Developmental neuroplasticity: roles in early life seizures and chronic epilepsy.

Both clinical and experimental studies suggest that the immature nervous system is unusually susceptible to seizures during critical periods in postnatal life. A late onset of gamma-aminobutyric acid (GABA)-mediated synaptic inhibition could conceivably play a contributing role in this phenomenon. Numerous studies have shown that neural systems that use GABA in the neonatal brain are different than those of adulthood. GABA is an excitatory neurotransmitter that likely plays a neurotrophic role in neuronal differentiation. Other reports suggest that unique, possibly transient, GABAergic interneuron populations exist in the embryonic and neonatal nervous system. At these early times in development, the immature nervous system is remarkably resistant to seizure generation.
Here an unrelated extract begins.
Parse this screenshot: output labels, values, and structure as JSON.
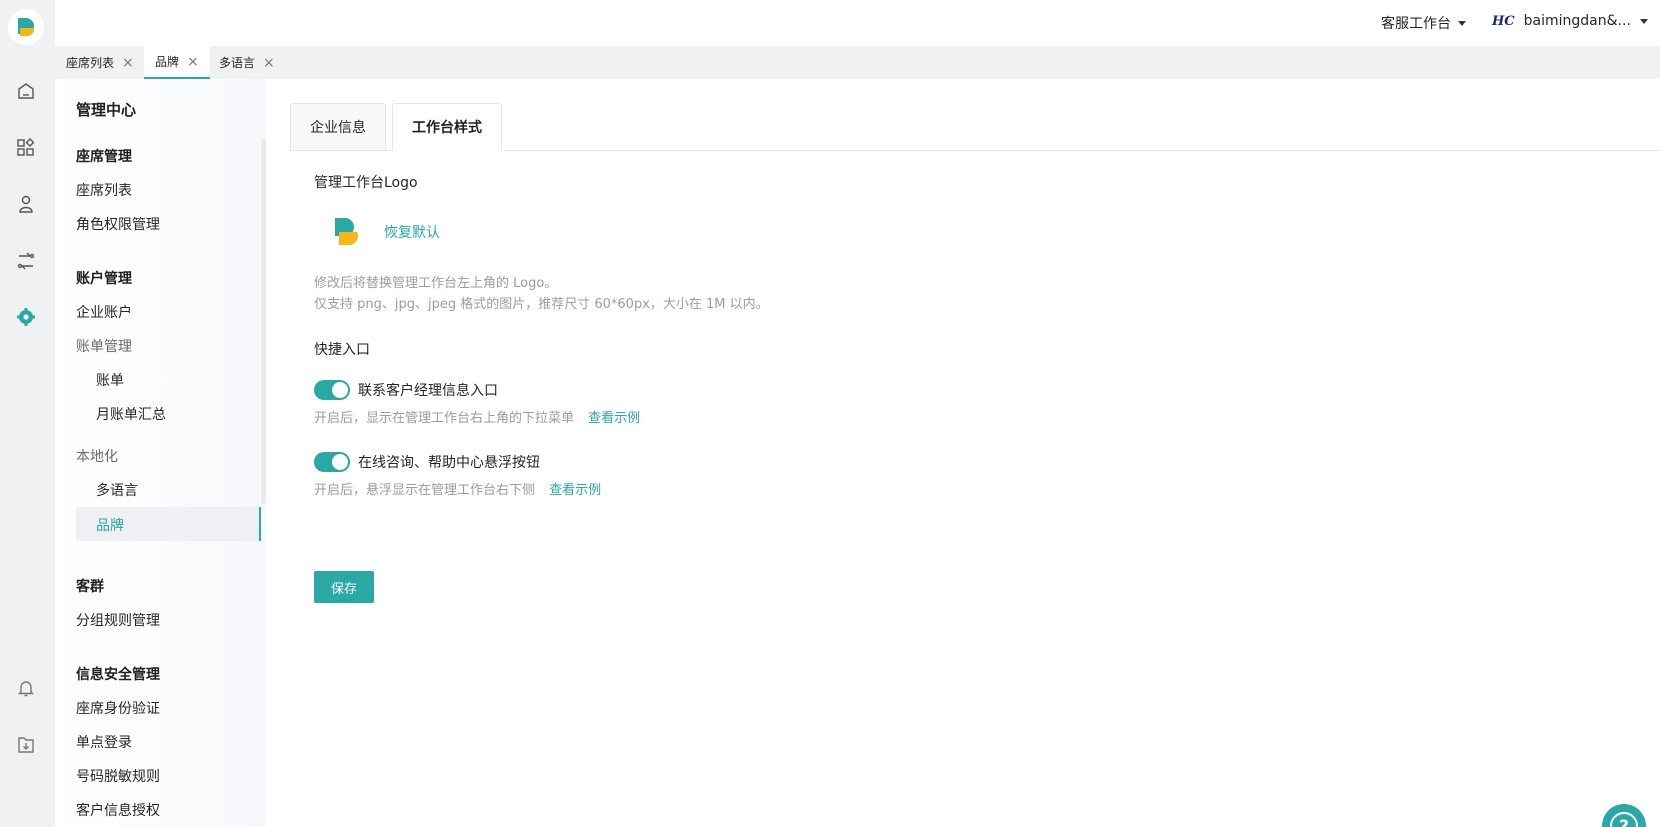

However, as the hippocampus and neocortex enter the critical period of enhanced seizure susceptibility, inhibitory GABA systems mature rapidly. At this time, blockade of GABA type A (GABAA) receptors produce unusually severe seizure discharges. In hippocampus, concurrent exuberant outgrowth of recurrent excitatory axon collaterals and synapses appear to play a role in the generation of these seizures. As the hippocampus matures, these axons are morphologically remodeled and nearly 50% of branches within arbors are pruned. This pruning of axon branches corresponds in time with the decrease in seizure susceptibility that characterizes adulthood. Developmental remodeling of neuronal connectivity is a common feature of most areas of the central nervous system. Results from an audiogenic seizure model of early onset epilepsy suggest that prevention of axon arbor remodeling by transient sensory deprivation can lead to a permanent overinnervation of target nuclei and chronic seizure susceptibility. Early life seizures may have a similar effect. Recent results in one model have shown that repeated seizures induced by intrahippocampal injections of tetanus toxin during a critical period results in a chronic epilepsy. Future studies should attempt to determine if the synchronized discharging of early-life seizures prevents the remodeling of neuronal connectivity that normally takes place during postnatal development and results in an overinnervated and chronically hyperexcitable hippocampus.